お二人とも一般向けの本(新書)をたくさん書かれていて、私はけっこう読んでいる。
興味深い本が多く、毎回いろいろと勉強させていただいている。
このお二人による対談集、しかも私が興味のある「鎌倉仏教」がテーマということもあって、あっという間に読み終えてしまった。

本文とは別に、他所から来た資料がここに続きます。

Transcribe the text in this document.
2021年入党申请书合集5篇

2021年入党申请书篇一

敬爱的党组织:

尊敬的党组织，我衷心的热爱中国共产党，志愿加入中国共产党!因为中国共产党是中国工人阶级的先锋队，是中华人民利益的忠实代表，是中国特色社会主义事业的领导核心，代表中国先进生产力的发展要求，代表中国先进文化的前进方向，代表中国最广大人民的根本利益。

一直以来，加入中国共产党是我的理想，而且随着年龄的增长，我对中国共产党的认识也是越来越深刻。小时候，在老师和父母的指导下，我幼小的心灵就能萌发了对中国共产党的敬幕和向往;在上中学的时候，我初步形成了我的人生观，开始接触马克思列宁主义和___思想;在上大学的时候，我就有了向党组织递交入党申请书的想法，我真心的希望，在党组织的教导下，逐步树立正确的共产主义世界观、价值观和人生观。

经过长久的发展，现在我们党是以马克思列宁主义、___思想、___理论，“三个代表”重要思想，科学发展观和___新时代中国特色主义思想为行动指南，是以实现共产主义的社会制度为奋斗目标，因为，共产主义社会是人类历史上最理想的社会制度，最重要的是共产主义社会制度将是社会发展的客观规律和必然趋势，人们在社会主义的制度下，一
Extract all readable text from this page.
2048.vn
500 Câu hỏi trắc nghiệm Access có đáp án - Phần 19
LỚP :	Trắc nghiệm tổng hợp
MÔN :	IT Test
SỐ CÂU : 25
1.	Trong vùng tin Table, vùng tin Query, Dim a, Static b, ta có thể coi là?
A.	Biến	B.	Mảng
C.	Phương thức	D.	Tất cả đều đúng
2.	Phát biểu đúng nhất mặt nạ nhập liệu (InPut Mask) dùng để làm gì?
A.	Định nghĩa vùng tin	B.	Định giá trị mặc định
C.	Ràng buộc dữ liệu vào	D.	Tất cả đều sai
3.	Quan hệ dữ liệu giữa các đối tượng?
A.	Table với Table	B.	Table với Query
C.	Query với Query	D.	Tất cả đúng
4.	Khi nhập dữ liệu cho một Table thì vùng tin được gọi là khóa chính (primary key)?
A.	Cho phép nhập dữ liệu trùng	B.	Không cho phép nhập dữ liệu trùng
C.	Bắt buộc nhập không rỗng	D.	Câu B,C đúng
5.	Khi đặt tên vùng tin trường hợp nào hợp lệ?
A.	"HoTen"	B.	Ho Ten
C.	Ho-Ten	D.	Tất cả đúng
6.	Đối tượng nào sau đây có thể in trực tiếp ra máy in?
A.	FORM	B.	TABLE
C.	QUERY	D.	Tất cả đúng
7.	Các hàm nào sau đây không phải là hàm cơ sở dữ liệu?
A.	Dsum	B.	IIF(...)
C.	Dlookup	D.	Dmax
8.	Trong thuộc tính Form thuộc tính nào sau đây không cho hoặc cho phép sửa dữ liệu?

副題に「定説と常識を覆す」とあり、まったくその通りの内容だった。
以下、とくに印象に残った部分。
中世には神と仏が混淆し、キリスト教神話にも匹敵する巨大で混沌とした精神世界が成立していた。だから鎌倉仏教は、宗派ごとにカテゴライズするのではなく、さまざまな要素が入り交じるものとしてとらえたほうがいい
(本郷氏、P208)
明治時代になって寺請制度がなくなり、廃仏毀釈なども起こり、各宗派は開祖が偉大な存在であるとアピールする必要に迫られます。そして、どんどん神格化され、存在が大きくなっていきました。
(島田氏、P215)
西洋には、連綿と続く哲学者の系譜がある。しかし日本には、残念ながらそのような人物が存在しない。だから開祖たちを持ち出して、その役割を担わせたわけですよね。
(本郷氏、P215)
そこからしても、やはり創作されたものだと思いますよ。宗派ができあがったことで、過去が変容させられているわけです。
(島田氏、P215)
宗教の教祖や開祖というものは、実はそんなものなのかもしれない。
お二人の対談の続きを読みたいと思った。